The net proceeds from the issuance of the 2024 Chen Debenture, inclusive of the fair value of the settled Option on April 12, 2024 of $0.7 million, was first allocated to the liability-classified 2024 Chen Warrant and the bifurcated embedded features in the 2024 Chen Debenture, with the resulting difference, if any, allocated to the loan host instrument. As a result, the fair value of the 2024 Chen Warrant at issuance of $0.6 million at issuance and the suite of bifurcated embedded derivative features of $0.03 million comprised the initial debt discount, which was amortized to interest expense over the expected term of the 2024 Chen Debenture using the effective interest method, in accordance with ASC 835-30.

 

During the year ended December 31, 2024, interest expense on the 2024 Chen Debenture was approximately $78,000, of which approximately $23,000 was attributable to discount amortization), which is reported in other expenses in the consolidated statements of operations.

 

In November 2024, in connection with the closing of the Company’s private placement transaction and issuance of Series A-2 Preferred Stock, the Company and Chen executed an Exchange Agreement (the “Exchange Agreement”), agreeing to convert all outstanding principal and accrued interest on the 2024 Chen Debenture totaling approximately $1,154,000, in exchange for 1,154 shares of newly designated Series A-2 Preferred Stock, in full settlement of the Company’s obligations with respect to the Chen Debenture. As of December 31, 2025 and December 31, 2024, there were no amounts outstanding under the 2024 Chen Debenture.

 

2025 Convertible Note

 

On April 28, 2025, the Company entered into a Secured Convertible Note (the “2025 Convertible Note”) with Alpha Capital Anstalt (“Alpha”, or “Holder”), pursuant to which the Company issued to Alpha a non-interest-bearing note with a principal of $264,000, and an original issue discount (“OID”) of 20%, or $44,000, in exchange for $220,000 cash, less $20,000 in expenses.
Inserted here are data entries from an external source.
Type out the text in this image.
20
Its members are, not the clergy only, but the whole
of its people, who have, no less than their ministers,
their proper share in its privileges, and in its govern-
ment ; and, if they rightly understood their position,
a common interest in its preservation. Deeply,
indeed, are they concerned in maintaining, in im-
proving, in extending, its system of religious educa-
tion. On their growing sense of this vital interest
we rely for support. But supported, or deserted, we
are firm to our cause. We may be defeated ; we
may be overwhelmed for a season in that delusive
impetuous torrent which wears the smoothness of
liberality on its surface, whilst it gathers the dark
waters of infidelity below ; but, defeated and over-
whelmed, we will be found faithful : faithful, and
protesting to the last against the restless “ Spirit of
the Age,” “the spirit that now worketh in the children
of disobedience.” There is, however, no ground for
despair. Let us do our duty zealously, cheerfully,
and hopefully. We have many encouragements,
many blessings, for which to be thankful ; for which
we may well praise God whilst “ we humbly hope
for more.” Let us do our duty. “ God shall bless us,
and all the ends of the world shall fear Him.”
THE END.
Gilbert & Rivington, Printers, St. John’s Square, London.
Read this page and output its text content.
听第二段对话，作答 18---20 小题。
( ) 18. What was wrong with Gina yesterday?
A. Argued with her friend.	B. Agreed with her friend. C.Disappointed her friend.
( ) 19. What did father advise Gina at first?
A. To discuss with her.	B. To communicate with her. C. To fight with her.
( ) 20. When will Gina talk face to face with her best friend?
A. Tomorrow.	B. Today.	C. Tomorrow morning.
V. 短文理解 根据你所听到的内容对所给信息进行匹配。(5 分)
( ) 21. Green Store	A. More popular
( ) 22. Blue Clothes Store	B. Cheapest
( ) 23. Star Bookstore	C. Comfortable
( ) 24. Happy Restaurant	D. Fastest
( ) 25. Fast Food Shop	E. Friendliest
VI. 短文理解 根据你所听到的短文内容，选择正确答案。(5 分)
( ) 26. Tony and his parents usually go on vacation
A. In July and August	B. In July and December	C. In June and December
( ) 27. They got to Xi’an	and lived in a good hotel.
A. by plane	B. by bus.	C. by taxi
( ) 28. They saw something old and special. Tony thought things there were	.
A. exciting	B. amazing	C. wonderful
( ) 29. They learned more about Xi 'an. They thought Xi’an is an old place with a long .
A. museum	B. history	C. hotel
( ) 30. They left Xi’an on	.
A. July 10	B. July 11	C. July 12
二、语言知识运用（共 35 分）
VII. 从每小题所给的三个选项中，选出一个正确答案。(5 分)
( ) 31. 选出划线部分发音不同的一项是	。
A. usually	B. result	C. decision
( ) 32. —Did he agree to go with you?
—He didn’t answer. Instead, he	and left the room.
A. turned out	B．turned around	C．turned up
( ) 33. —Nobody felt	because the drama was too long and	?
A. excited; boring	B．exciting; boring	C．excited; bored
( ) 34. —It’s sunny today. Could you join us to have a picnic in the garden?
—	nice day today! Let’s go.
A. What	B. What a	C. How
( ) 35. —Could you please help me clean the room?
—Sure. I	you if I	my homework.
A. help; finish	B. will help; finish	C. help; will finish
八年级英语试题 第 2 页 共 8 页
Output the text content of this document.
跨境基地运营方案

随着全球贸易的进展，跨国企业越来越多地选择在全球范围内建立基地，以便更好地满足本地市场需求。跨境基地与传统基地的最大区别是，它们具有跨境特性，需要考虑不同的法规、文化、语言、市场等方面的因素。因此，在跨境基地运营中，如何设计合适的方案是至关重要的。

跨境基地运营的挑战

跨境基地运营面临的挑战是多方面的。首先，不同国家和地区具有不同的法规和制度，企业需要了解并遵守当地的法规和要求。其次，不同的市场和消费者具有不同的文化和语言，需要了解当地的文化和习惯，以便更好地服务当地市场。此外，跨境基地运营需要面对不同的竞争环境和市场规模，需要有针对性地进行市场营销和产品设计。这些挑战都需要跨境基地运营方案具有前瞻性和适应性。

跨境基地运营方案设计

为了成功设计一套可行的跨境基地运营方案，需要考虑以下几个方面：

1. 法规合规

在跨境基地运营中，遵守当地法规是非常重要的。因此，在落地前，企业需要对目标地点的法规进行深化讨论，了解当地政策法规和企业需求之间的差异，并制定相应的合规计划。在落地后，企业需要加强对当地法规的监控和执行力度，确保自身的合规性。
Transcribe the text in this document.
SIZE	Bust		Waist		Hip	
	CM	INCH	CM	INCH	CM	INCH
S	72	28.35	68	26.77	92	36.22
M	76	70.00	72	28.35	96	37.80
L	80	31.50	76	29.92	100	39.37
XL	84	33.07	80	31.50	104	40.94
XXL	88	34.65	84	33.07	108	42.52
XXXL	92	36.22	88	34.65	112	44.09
The Note is convertible at any time at Alpha’s option, into shares of the Company’s common stock at a price equal to $3.80 per share, subject to certain adjustments. The Convertible Note bears no interest, and the principal will be due on January 28, 2026 (the “Maturity Date”).

 

The Company determined the 2025 Convertible Note does not contain a substantial premium and therefore the Company elected to account for the Convertible Note under the fair value option in accordance with ASC 825-10-15-4. The Company determined the fair value of the Convertible Note was $311,943 at issuance. The difference between the $220,000 proceeds received and fair value was recorded as a loss upon issuance in the amount of $91,943. Issuance costs incurred in connection with the transaction were expensed immediately.

 

On June 4, 2025 the Company paid down $132,000 in principal at the request of Alpha. As of December 31, 2025 the Company reassessed the fair value of the 2025 Convertible Note at $142,236, with a gain on the change in fair value of $37,707 recorded in the year ended December 31, 2025.